Juan Manuel Charry, reconocido analista legal, señala que la declaratoria de emergencia genera dudas sobre el cumplimiento de los requisitos de ser hechos "sobrevinientes" e "imprevistos", ya que las circunstancias invocadas por el gobierno, como la caída de la reforma tributaria o la crisis del sistema de salud, son situaciones de larga data que podrían manejarse con el ordenamiento jurídico ordinario.
"Acá lo que llama la atención es que, algunos consideramos, que los hechos que se invocan en la declaratoria no cumplen con los requisitos justamente de ser sobrevinientes o imprevistos, sino que se trata de circunstancias de coyuntura donde el gobierno podría tener responsabilidad", afirma Charry.
Uno de los principales cuestionamientos es que el gobierno estaría aprovechando la "vacancia judicial" durante las vacaciones de fin de año para imponer estos nuevos impuestos a través de la declaratoria de emergencia, evitando así el control judicial ordinario.
"Se está decretando una emergencia en la que hay dudas sobre el cumplimiento de los requisitos y se está aprovechando la vacancia judicial para poner esa emergencia en funcionamiento y adoptar así medidas que básicamente serían la imposición de impuestos. Todo esto para empezar a recaudar dineros que necesita el Estado. Y eso es lo cuestionable, pues el control judicial debería operar de manera ordinaria y no con una vacancia judicial de por medio", advierte el experto.
La Corte Constitucional tendrá la tarea de revisar la constitucionalidad de la declaratoria de emergencia y de los decretos expedidos con base en ella. Según Charry, este control se realizará en un plazo acelerado, de aproximadamente 3 a 4 meses, a diferencia del proceso ordinario que puede tardar hasta 9 meses.
El analista legal señala que, si la Corte determina que la declaratoria de emergencia es inconstitucional, las medidas adoptadas con base en ella también lo serían. Esto implicaría que el gobierno tendría que devolver los recursos recaudados a través de los nuevos impuestos, lo cual generaría un gran debate sobre los efectos retroactivos de esta decisión.

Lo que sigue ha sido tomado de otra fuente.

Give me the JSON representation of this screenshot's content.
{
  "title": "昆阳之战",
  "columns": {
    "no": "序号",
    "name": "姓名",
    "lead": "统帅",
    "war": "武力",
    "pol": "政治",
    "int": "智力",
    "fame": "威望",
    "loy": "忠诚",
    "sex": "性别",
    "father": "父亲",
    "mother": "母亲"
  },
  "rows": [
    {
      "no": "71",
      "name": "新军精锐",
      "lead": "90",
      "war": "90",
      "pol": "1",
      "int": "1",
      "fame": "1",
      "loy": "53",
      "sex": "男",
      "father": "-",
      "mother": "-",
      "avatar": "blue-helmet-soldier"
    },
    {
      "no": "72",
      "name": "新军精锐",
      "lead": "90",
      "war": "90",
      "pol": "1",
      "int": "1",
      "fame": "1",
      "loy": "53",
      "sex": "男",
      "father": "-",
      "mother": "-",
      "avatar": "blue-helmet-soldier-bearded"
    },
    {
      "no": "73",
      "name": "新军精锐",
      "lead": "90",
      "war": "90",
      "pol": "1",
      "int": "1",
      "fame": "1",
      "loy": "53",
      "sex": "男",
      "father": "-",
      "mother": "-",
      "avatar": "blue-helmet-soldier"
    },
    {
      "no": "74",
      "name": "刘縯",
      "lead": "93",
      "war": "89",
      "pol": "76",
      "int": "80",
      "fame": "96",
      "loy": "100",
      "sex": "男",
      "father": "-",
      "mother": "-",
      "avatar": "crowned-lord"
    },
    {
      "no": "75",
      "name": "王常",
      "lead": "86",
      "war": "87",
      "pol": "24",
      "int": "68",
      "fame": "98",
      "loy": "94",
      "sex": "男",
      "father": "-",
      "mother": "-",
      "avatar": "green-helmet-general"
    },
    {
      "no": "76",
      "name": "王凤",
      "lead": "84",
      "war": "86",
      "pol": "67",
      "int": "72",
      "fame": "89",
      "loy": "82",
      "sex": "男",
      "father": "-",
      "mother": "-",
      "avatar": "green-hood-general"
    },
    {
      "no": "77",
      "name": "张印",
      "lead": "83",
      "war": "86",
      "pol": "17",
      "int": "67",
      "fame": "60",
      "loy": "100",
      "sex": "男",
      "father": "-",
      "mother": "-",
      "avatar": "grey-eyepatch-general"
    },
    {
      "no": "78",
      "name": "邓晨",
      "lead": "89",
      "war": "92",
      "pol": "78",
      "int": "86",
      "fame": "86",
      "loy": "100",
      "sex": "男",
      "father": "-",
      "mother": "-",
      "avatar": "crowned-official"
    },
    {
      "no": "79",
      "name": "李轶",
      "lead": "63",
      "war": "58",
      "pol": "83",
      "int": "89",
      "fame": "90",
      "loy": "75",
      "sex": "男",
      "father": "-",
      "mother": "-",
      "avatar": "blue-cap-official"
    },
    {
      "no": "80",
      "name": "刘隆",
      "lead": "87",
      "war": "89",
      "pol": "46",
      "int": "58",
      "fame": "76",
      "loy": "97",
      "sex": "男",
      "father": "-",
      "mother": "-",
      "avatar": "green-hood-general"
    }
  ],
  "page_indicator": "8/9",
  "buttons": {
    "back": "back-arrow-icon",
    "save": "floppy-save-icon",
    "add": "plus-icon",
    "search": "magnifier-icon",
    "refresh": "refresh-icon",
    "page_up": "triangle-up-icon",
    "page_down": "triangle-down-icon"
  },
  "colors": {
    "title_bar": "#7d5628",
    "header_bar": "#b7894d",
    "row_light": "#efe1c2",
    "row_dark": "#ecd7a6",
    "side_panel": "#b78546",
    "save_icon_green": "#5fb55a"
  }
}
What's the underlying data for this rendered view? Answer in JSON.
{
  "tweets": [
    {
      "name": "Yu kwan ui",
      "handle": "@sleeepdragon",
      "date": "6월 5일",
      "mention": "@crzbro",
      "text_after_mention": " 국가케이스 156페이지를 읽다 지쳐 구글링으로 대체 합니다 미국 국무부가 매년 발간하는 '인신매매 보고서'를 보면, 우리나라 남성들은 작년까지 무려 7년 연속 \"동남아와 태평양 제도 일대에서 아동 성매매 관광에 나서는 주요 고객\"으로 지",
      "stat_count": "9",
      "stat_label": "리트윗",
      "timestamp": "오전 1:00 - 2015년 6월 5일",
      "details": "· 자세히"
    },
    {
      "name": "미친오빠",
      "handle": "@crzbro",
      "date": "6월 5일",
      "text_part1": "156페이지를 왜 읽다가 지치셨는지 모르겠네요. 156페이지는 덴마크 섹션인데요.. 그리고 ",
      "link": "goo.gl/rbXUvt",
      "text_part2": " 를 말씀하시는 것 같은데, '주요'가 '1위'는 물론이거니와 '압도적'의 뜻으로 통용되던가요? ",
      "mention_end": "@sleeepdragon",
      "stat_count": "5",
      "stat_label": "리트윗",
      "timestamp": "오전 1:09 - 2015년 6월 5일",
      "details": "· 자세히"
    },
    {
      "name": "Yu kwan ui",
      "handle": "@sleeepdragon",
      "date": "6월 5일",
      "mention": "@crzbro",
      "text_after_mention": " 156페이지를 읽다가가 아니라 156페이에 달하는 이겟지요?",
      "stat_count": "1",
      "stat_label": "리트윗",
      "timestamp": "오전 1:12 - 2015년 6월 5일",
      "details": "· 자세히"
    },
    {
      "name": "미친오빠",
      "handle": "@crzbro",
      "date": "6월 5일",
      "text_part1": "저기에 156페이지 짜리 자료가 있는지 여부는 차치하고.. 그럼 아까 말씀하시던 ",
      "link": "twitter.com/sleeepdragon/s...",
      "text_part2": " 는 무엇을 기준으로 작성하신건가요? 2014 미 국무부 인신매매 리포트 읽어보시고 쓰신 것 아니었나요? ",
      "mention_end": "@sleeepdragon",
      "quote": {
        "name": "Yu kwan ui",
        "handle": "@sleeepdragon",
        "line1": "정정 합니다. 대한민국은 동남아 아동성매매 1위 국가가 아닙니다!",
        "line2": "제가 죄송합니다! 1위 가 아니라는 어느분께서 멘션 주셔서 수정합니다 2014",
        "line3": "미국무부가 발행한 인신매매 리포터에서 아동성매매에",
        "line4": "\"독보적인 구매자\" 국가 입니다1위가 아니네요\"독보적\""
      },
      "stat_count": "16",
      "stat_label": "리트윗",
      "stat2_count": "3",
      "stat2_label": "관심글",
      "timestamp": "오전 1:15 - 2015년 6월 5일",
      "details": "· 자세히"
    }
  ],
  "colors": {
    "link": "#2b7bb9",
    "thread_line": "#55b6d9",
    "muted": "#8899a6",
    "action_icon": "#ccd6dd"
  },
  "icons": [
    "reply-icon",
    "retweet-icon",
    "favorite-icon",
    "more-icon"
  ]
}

Más allá de los cuestionamientos legales, Charry advierte que el manejo de las finanzas públicas no debe abordarse únicamente desde una óptica impositiva, sino que el Estado debe buscar incentivar el crecimiento económico para aumentar los ingresos tributarios de manera sostenible.
"El Estado y particularmente el ejecutivo tienen los instrumentos para dirigir la economía e incentivar la producción y con ello, si la economía crece, crece el recaudo impositivo sin que haya inconveniente en que se ajusten los impuestos", concluye el experto.